1 Introduction

A permanent magnet synchronous motor (PMSM) is popular for some advantages over others such as low noise, low inertia, high efficiency, robustness, and low maintenance cost. Conventional proportional–integral (PI) and proportional–integral–derivative (PID) control methods usually work well under some operation point [1]. However, due to motor parameter variations and external disturbances, the conventional control methods cannot achieve the fast and precise speed response, quick recovery of speed from disturbances, parameter insensitivity, and robustness in the variable speed domain. To overcome these problems, many researchers have proposed various advanced control design methods, e.g., model predictive control [24], sliding mode control [5, 6], internal model control [7], adaptive control [8, 9], nonlinear feedback linearization control [10], nonlinear optimal control [11, 12], fuzzy control [1316], and neural network control [17]. Recently, several researchers have introduced disturbance observers to compute load torque compensating terms. These terms have been incorporated into conventional PI/PID controllers to perform rejection of load torque disturbances [18, 19]. However, all the PI/PID methods and most of the previous advanced controllers can assure perfect tracking performance only under the restrictive assumption that the PMSM parameters are accurately available.

Fig. 1
figure 1

Block diagram of a field-oriented PMSM control system

This paper shows that by including an additional simple learning feedforward term, a conventional PI control system can be enforced to have perfect tracking performance in the presence of repeating load torque and model parameter variations. Because PMSMs are used for repetitive tasks in many industrial applications such as robots and hard disk drives, this paper focuses on developing a simple PI-type controller for a PMSM with a repetitive desired trajectory.

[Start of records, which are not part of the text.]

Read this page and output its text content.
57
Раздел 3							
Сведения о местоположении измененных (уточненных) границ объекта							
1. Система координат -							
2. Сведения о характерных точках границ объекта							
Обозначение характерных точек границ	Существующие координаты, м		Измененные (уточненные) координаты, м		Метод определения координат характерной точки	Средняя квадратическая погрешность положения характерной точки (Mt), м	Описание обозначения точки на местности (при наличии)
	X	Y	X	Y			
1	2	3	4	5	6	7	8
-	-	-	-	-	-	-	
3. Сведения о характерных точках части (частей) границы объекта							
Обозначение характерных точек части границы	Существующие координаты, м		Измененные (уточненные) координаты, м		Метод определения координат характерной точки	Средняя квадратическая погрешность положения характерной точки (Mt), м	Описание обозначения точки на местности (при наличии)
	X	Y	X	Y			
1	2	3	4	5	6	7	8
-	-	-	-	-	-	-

The proposed controller can be divided into the stabilizing part and the intelligent part. A conventional PI feedback control input term is used as the stabilizing part, and a feedforward term to compensate for repeating load torque and model parameter uncertainties is incorporated as the intelligent part. Since the proposed method constructs the feedforward compensating term using a simple learning rule, it does not require any load torque disturbance observer unlike the previous disturbance-observer-based PMSM control methods of [18, 19]. The additional learning feedforward term requires no information on motor parameter and load torque values and, thus, the proposed PI-type controller is insensitive to model parameter and load torque uncertainties. Additionally, stability and convergence of the proposed control system response are analytically proven. It should be noted that unlike the previous learning-type control methods given in [79, 16, 17], our controller does not require any identification procedure. Simulation and experimental results are shown to demonstrate the effectiveness of the proposed learning controller under the uncertainties such as motor parameter and load torque variations using a prototype PMSM drive system.

2 Problem formulation

A field-oriented vector-controlled PMSM can be represented by the following dynamic equation:

$$\begin{aligned} {\dot{\omega }}\left( t \right) = k_1 i_{\mathrm{qs}} \left( t \right) - k_2 \omega \left( t \right) - k_3 T_L \left( t \right) \end{aligned}$$
(1)

where \(\omega ={\dot{\theta }}\) is the electrical rotor angular speed, \(\theta \) is the electrical rotor angle, \(T_{L}\) represents the load torque disturbance input, and \(k_{i} > 0\), \(i = 1,\ldots ,3\) are the parameter values given by

$$\begin{aligned} k_1 = \frac{3}{2}\frac{1}{J}\frac{p^{2}}{4}\lambda _m, \quad k_2 = \frac{B}{J},\quad k_3 = \frac{p}{2J} \end{aligned}$$

and p is the number of poles, and J, B, \(\lambda _{m}\) are the rotor inertia, the viscous friction coefficient, the magnetic flux. The uncertainties on the parameters \(k_{i}\) as well as the load torque disturbance can severely deteriorate the control performance.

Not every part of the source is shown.